Sulla carriera dei Matmos credo si possa ragionevolmente obiettare ben poco. Mancava però forse, a conti fatti, la stramberia più sfacciata. A dire il vero molto sui generis lo sono stati sempre, sin dai tempi dell’osannatissima era-Idm, entro la cui cerchia anche loro possono essere all’incirca inscritti. Dico all’incirca perché si sono sempre ben guardati dal ricalcare cliché di genere. Oltre a ciò: l’esplosione, a cavallo tra Novanta e anni Zero, della popolarità del glitch ha visto i Matmos protagonisti di nicchia, sempre così poco impegnati a flirtare col pop unanimemente conosciuto, ma sempre pronti a gettarvisi a piene mani (leggi: Bjork che li vuole con lei).
E’ una storia strana la loro, che passa da dischi che non delineano evoluzioni sonore, ma si fanno (e si disfano) nella dimensione che costruiscono: field recording, musica che si rompe continuamente, schizzi di suoni, vetrate in frantumi e un senso della costruzione armonica del tutto peculiare. In tutto questo casino, “Ultimate Care II”, peraltro non diversamente dagli altri, non fa altro che fotografare in maniera nitida ciò che i Matmos sono. Questa volta, però, viste le modalità di realizzazione nonché la pasta sonora, mi pare di poter dire che questo album è un compendio chiarissimo e illuminante di cosa questo duo abbia fatto in questi 20 anni.

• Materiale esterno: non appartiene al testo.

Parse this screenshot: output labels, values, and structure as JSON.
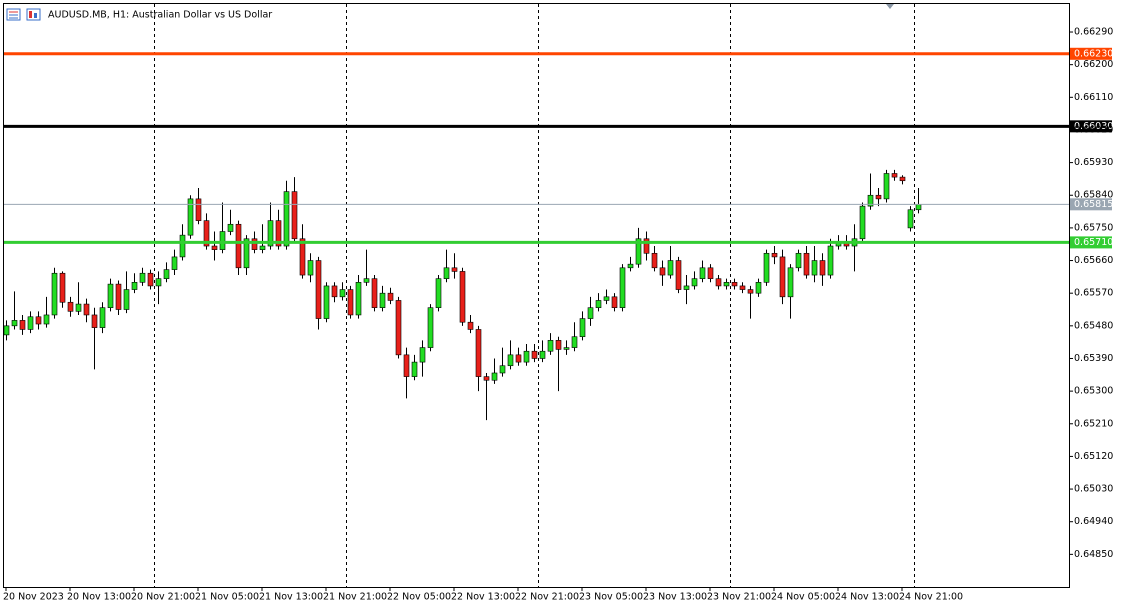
{
  "chart_data": {
    "type": "candlestick",
    "title": "AUDUSD.MB, H1:  Australian Dollar vs US Dollar",
    "bull_color": "#22dd22",
    "bear_color": "#e8201a",
    "ylim": [
      0.6476,
      0.6637
    ],
    "yticks": [
      {
        "value": 0.6629,
        "label": "0.66290"
      },
      {
        "value": 0.662,
        "label": "0.66200"
      },
      {
        "value": 0.6611,
        "label": "0.66110"
      },
      {
        "value": 0.6602,
        "label": "0.66020"
      },
      {
        "value": 0.6593,
        "label": "0.65930"
      },
      {
        "value": 0.6584,
        "label": "0.65840"
      },
      {
        "value": 0.6575,
        "label": "0.65750"
      },
      {
        "value": 0.6566,
        "label": "0.65660"
      },
      {
        "value": 0.6557,
        "label": "0.65570"
      },
      {
        "value": 0.6548,
        "label": "0.65480"
      },
      {
        "value": 0.6539,
        "label": "0.65390"
      },
      {
        "value": 0.653,
        "label": "0.65300"
      },
      {
        "value": 0.6521,
        "label": "0.65210"
      },
      {
        "value": 0.6512,
        "label": "0.65120"
      },
      {
        "value": 0.6503,
        "label": "0.65030"
      },
      {
        "value": 0.6494,
        "label": "0.64940"
      },
      {
        "value": 0.6485,
        "label": "0.64850"
      }
    ],
    "levels": [
      {
        "value": 0.6623,
        "label": "0.66230",
        "color": "#ff4500"
      },
      {
        "value": 0.6603,
        "label": "0.66030",
        "color": "#000000"
      },
      {
        "value": 0.65815,
        "label": "0.65815",
        "color": "#9aa6b2"
      },
      {
        "value": 0.6571,
        "label": "0.65710",
        "color": "#32cd32"
      }
    ],
    "categories": [
      "20 Nov 2023",
      null,
      null,
      null,
      null,
      null,
      null,
      null,
      "20 Nov 13:00",
      null,
      null,
      null,
      null,
      null,
      null,
      null,
      "20 Nov 21:00",
      null,
      null,
      null,
      null,
      null,
      null,
      null,
      "21 Nov 05:00",
      null,
      null,
      null,
      null,
      null,
      null,
      null,
      "21 Nov 13:00",
      null,
      null,
      null,
      null,
      null,
      null,
      null,
      "21 Nov 21:00",
      null,
      null,
      null,
      null,
      null,
      null,
      null,
      "22 Nov 05:00",
      null,
      null,
      null,
      null,
      null,
      null,
      null,
      "22 Nov 13:00",
      null,
      null,
      null,
      null,
      null,
      null,
      null,
      "22 Nov 21:00",
      null,
      null,
      null,
      null,
      null,
      null,
      null,
      "23 Nov 05:00",
      null,
      null,
      null,
      null,
      null,
      null,
      null,
      "23 Nov 13:00",
      null,
      null,
      null,
      null,
      null,
      null,
      null,
      "23 Nov 21:00",
      null,
      null,
      null,
      null,
      null,
      null,
      null,
      "24 Nov 05:00",
      null,
      null,
      null,
      null,
      null,
      null,
      null,
      "24 Nov 13:00",
      null,
      null,
      null,
      null,
      null,
      null,
      null,
      "24 Nov 21:00",
      null,
      null
    ],
    "ohlc": [
      [
        0.65455,
        0.65495,
        0.6544,
        0.6548
      ],
      [
        0.6548,
        0.65575,
        0.6547,
        0.65495
      ],
      [
        0.65495,
        0.6551,
        0.65455,
        0.6547
      ],
      [
        0.6547,
        0.6552,
        0.6546,
        0.65505
      ],
      [
        0.65505,
        0.6552,
        0.6547,
        0.65485
      ],
      [
        0.65485,
        0.6556,
        0.65475,
        0.6551
      ],
      [
        0.6551,
        0.6564,
        0.655,
        0.65625
      ],
      [
        0.65625,
        0.6563,
        0.6553,
        0.65545
      ],
      [
        0.65545,
        0.6556,
        0.65505,
        0.6552
      ],
      [
        0.6552,
        0.656,
        0.6551,
        0.6554
      ],
      [
        0.6554,
        0.65555,
        0.6549,
        0.6551
      ],
      [
        0.6551,
        0.6553,
        0.6536,
        0.65475
      ],
      [
        0.65475,
        0.65545,
        0.6546,
        0.6553
      ],
      [
        0.6553,
        0.6561,
        0.6552,
        0.65595
      ],
      [
        0.65595,
        0.65605,
        0.6551,
        0.65525
      ],
      [
        0.65525,
        0.6563,
        0.65515,
        0.6558
      ],
      [
        0.6558,
        0.65625,
        0.6557,
        0.656
      ],
      [
        0.656,
        0.6564,
        0.6559,
        0.65625
      ],
      [
        0.65625,
        0.65635,
        0.6558,
        0.6559
      ],
      [
        0.6559,
        0.6563,
        0.6554,
        0.6561
      ],
      [
        0.6561,
        0.65655,
        0.656,
        0.65635
      ],
      [
        0.65635,
        0.6569,
        0.6562,
        0.6567
      ],
      [
        0.6567,
        0.6576,
        0.6566,
        0.6573
      ],
      [
        0.6573,
        0.6584,
        0.6572,
        0.6583
      ],
      [
        0.6583,
        0.6586,
        0.6576,
        0.6577
      ],
      [
        0.6577,
        0.6579,
        0.6569,
        0.657
      ],
      [
        0.657,
        0.6574,
        0.6566,
        0.6569
      ],
      [
        0.6569,
        0.6582,
        0.6568,
        0.6574
      ],
      [
        0.6574,
        0.658,
        0.6573,
        0.6576
      ],
      [
        0.6576,
        0.6577,
        0.6562,
        0.6564
      ],
      [
        0.6564,
        0.6573,
        0.6562,
        0.6572
      ],
      [
        0.6572,
        0.6574,
        0.6568,
        0.6569
      ],
      [
        0.6569,
        0.6576,
        0.6568,
        0.657
      ],
      [
        0.657,
        0.6582,
        0.6569,
        0.6577
      ],
      [
        0.6577,
        0.658,
        0.6569,
        0.657
      ],
      [
        0.657,
        0.6588,
        0.6569,
        0.6585
      ],
      [
        0.6585,
        0.6589,
        0.6571,
        0.6572
      ],
      [
        0.6572,
        0.6576,
        0.6561,
        0.6562
      ],
      [
        0.6562,
        0.6568,
        0.656,
        0.6566
      ],
      [
        0.6566,
        0.6567,
        0.6547,
        0.655
      ],
      [
        0.655,
        0.656,
        0.6549,
        0.6559
      ],
      [
        0.6559,
        0.656,
        0.65545,
        0.6556
      ],
      [
        0.6556,
        0.656,
        0.6555,
        0.6558
      ],
      [
        0.6558,
        0.6559,
        0.655,
        0.6551
      ],
      [
        0.6551,
        0.6562,
        0.655,
        0.656
      ],
      [
        0.656,
        0.6569,
        0.6559,
        0.6561
      ],
      [
        0.6561,
        0.6562,
        0.6552,
        0.6553
      ],
      [
        0.6553,
        0.6559,
        0.6552,
        0.6557
      ],
      [
        0.6557,
        0.65585,
        0.6554,
        0.6555
      ],
      [
        0.6555,
        0.6556,
        0.6539,
        0.654
      ],
      [
        0.654,
        0.6542,
        0.6528,
        0.6534
      ],
      [
        0.6534,
        0.654,
        0.6533,
        0.6538
      ],
      [
        0.6538,
        0.6544,
        0.6534,
        0.6542
      ],
      [
        0.6542,
        0.6554,
        0.6541,
        0.6553
      ],
      [
        0.6553,
        0.6562,
        0.6552,
        0.6561
      ],
      [
        0.6561,
        0.6569,
        0.656,
        0.6564
      ],
      [
        0.6564,
        0.6568,
        0.6561,
        0.6563
      ],
      [
        0.6563,
        0.6564,
        0.6548,
        0.6549
      ],
      [
        0.6549,
        0.6551,
        0.6546,
        0.6547
      ],
      [
        0.6547,
        0.6548,
        0.653,
        0.6534
      ],
      [
        0.6534,
        0.6535,
        0.6522,
        0.6533
      ],
      [
        0.6533,
        0.6539,
        0.6532,
        0.6535
      ],
      [
        0.6535,
        0.6542,
        0.6534,
        0.6537
      ],
      [
        0.6537,
        0.6544,
        0.6536,
        0.654
      ],
      [
        0.654,
        0.6542,
        0.6537,
        0.6538
      ],
      [
        0.6538,
        0.6543,
        0.6537,
        0.6541
      ],
      [
        0.6541,
        0.6543,
        0.6538,
        0.6539
      ],
      [
        0.6539,
        0.6544,
        0.6538,
        0.6541
      ],
      [
        0.6541,
        0.6546,
        0.654,
        0.6544
      ],
      [
        0.6544,
        0.6545,
        0.653,
        0.65415
      ],
      [
        0.65415,
        0.6544,
        0.654,
        0.6542
      ],
      [
        0.6542,
        0.6549,
        0.6541,
        0.6545
      ],
      [
        0.6545,
        0.6552,
        0.6544,
        0.655
      ],
      [
        0.655,
        0.6556,
        0.6548,
        0.6553
      ],
      [
        0.6553,
        0.6557,
        0.6552,
        0.6555
      ],
      [
        0.6555,
        0.6558,
        0.6554,
        0.6556
      ],
      [
        0.6556,
        0.6557,
        0.6552,
        0.6553
      ],
      [
        0.6553,
        0.6565,
        0.6552,
        0.6564
      ],
      [
        0.6564,
        0.6567,
        0.6563,
        0.6565
      ],
      [
        0.6565,
        0.6575,
        0.6564,
        0.6572
      ],
      [
        0.6572,
        0.6574,
        0.6566,
        0.6568
      ],
      [
        0.6568,
        0.657,
        0.6563,
        0.6564
      ],
      [
        0.6564,
        0.6566,
        0.6559,
        0.6562
      ],
      [
        0.6562,
        0.657,
        0.6561,
        0.6566
      ],
      [
        0.6566,
        0.6567,
        0.6557,
        0.6558
      ],
      [
        0.6558,
        0.6562,
        0.6554,
        0.6559
      ],
      [
        0.6559,
        0.6563,
        0.6558,
        0.6561
      ],
      [
        0.6561,
        0.6566,
        0.656,
        0.6564
      ],
      [
        0.6564,
        0.6565,
        0.656,
        0.6561
      ],
      [
        0.6561,
        0.6562,
        0.6558,
        0.6559
      ],
      [
        0.6559,
        0.6561,
        0.6558,
        0.656
      ],
      [
        0.656,
        0.6561,
        0.6558,
        0.6559
      ],
      [
        0.6559,
        0.656,
        0.6557,
        0.6558
      ],
      [
        0.6558,
        0.6559,
        0.655,
        0.6557
      ],
      [
        0.6557,
        0.6561,
        0.6556,
        0.656
      ],
      [
        0.656,
        0.6569,
        0.6559,
        0.6568
      ],
      [
        0.6568,
        0.657,
        0.6565,
        0.6567
      ],
      [
        0.6567,
        0.6569,
        0.6554,
        0.6556
      ],
      [
        0.6556,
        0.6565,
        0.655,
        0.6564
      ],
      [
        0.6564,
        0.6569,
        0.6563,
        0.6568
      ],
      [
        0.6568,
        0.657,
        0.6561,
        0.6562
      ],
      [
        0.6562,
        0.657,
        0.656,
        0.6566
      ],
      [
        0.6566,
        0.6568,
        0.6559,
        0.6562
      ],
      [
        0.6562,
        0.6572,
        0.6561,
        0.657
      ],
      [
        0.657,
        0.6573,
        0.6569,
        0.6571
      ],
      [
        0.6571,
        0.6573,
        0.6569,
        0.657
      ],
      [
        0.657,
        0.6576,
        0.6563,
        0.6572
      ],
      [
        0.6572,
        0.6582,
        0.6571,
        0.6581
      ],
      [
        0.6581,
        0.659,
        0.658,
        0.6584
      ],
      [
        0.6584,
        0.6586,
        0.6581,
        0.6583
      ],
      [
        0.6583,
        0.6591,
        0.6582,
        0.659
      ],
      [
        0.659,
        0.6591,
        0.6588,
        0.6589
      ],
      [
        0.6589,
        0.65895,
        0.6587,
        0.6588
      ],
      [
        0.6575,
        0.6581,
        0.6574,
        0.658
      ],
      [
        0.658,
        0.6586,
        0.6579,
        0.65815
      ]
    ]
  }
}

Si diceva, le stramberie. Beh “Ultimate Care II” altro non è che un modello di lavatrice. E Martin Schmidt e Drew Daniel da San Francisco hanno deciso di realizzare un disco i cui suoni sono totalmente generati (salvo poi ovviamente essere processati) da questa Whirpool. Facendosi anche aiutare da Rashad Becker al mastering, nonché coi contributi di Dan Deacon o Jason Willet degli Half Japanese. E insomma: un solo pezzo per poco meno di quaranta minuti di musica.
Vi pare di sentire una lavatrice? Magari a tratti, l’acqua che dai tubi risale in una sorta di risacca, il senso di vertigine. Di base però “Ultimate Care II” vive di sprazzi, di momenti, di istantanee. E’ un libro diviso in capitoli, senza un chiaro senso di dove finisca uno o inizi l’altro. Parte con rivoli d’acqua e tribalismi asciuttissimi, si evolve ninnananne non distanti dalla musica concreta, e poi ancora: krautismi in odore di minimal-techno, riscacqui e bass music a stecca.
Come in ogni loro album, l’ordine non c’è: sta all’ascoltatore trovarlo. E’ il solito caos organizzatissimo. Un viaggio senza punti fermi, spastico, del quale non si coglie il benché minimo orizzonte comune. Insinuano, indicano strade. E, dopo vent'anni anni, ribadiscono ancora di essere i migliori. Che, a conti fatti, è davvero l'unica incrollabile certezza.